I’ll discuss the implementation of the garbage collector in CPython.
Main Ideas of CPython’s Garbage Collector
- Maintain reference count. For every object, there is a count of the total number of references to that object. If that count ever falls to 0, then you can immediately deallocate that object because it is no longer live.
- Periodically detect reference cycles. Deallocating when the reference count falls to 0 doesn’t work for all cases. Consider two objects A and B, where A holds a reference to B and B holds a reference to A. This is called a reference cycle. It could be the case that these are no longer live and so that both A and B should be garbage collected. However, the reference count on both objects are not zero, so they remain alive. To get around this, CPython uses an algorithm for detecting reference cycles and deallocating objects in the cycle.

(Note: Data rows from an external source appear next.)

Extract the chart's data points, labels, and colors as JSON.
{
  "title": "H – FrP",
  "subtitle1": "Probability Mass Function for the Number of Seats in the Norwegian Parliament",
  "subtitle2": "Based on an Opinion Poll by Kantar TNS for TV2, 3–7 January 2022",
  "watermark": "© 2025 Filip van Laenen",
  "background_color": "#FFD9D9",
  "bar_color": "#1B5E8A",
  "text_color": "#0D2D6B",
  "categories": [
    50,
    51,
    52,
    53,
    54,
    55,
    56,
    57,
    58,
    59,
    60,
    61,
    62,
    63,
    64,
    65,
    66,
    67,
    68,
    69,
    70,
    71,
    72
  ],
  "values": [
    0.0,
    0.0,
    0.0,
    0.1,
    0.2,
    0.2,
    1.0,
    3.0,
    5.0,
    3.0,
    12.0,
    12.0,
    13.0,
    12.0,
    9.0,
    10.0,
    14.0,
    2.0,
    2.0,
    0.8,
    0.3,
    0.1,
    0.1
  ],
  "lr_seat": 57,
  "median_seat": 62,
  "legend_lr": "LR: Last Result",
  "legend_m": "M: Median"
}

- Performance is enhanced with heuristics. Objects that have been created recently are more likely to need to be garbage collected. CPython introduces the concept of a generation to account for the relative age of an object. Younger generations have objects that have more recently been created and older generations hold objects that are less recent. Each object belongs to exactly one generation. When garbage collection is performed, CPython tries to garbage collect younger generations. Periodically, CPython will perform garbage collection on older generations (the rate at which this happens is determined by a heuristic).
The Garbage Collection Lifecycle
It’s probably most instructive to go through the lifecycle of how the CPython garbage collector would typically get run. Let’s create a new object and see what happens with the garbage collector:
- Python wants to allocate a new object. To do this, it makes a call to `_PyObject_GC_Malloc`. This method assigns the object some memory locations and adds the object to the garbage collector’s first generation (we’ll call it generation 0). The method then checks to see if the number of objects in generation 0 is greater than some threshold. If it is and the garbage collector is not currently running, then a call to `collect_generations` is made to begin garbage collection. Otherwise, the object is just allocated normally.
- Python starts to do garbage collection when `collect_generations` gets called. This method figures out what generation to do garbage collection on (by default CPython has 3 generations but this can be modified with the GC module. In addition, younger generations have lower indices, so generation 0 is the youngest generation). Python will loop over all generations (from oldest to youngest) and detect whether a particular generation’s object count is greater than some threshold. If it is, then it will merge all younger generations with the current generation and perform garbage collection on that generation by calling `collect`. NOTE: Python wants to do garbage collection on generation 0 for better performance, because this has the newest objects and also will have the fewest objects to iterate over. Doing garbage collection on the oldest generation is equivalent to collecting over all objects because doing garbage collection on generation i will use all objects in generations 0 through i.
- The `collect` method will run garbage collection on a specified generation. What this amounts to is running the reference cycle detection algorithm (explained later) and finding a set of reachable and unreachable objects in a particular generation. The reachable objects will be merged into the next higher generation (i.e. if `collect` was run on generation `i`, then the reachable objects from generation `i` would be merged into generation `i+1`). For the unreachable objects, CPython will make all necessary finalizer callbacks, make weak ref callbacks, and finally deallocate the objects.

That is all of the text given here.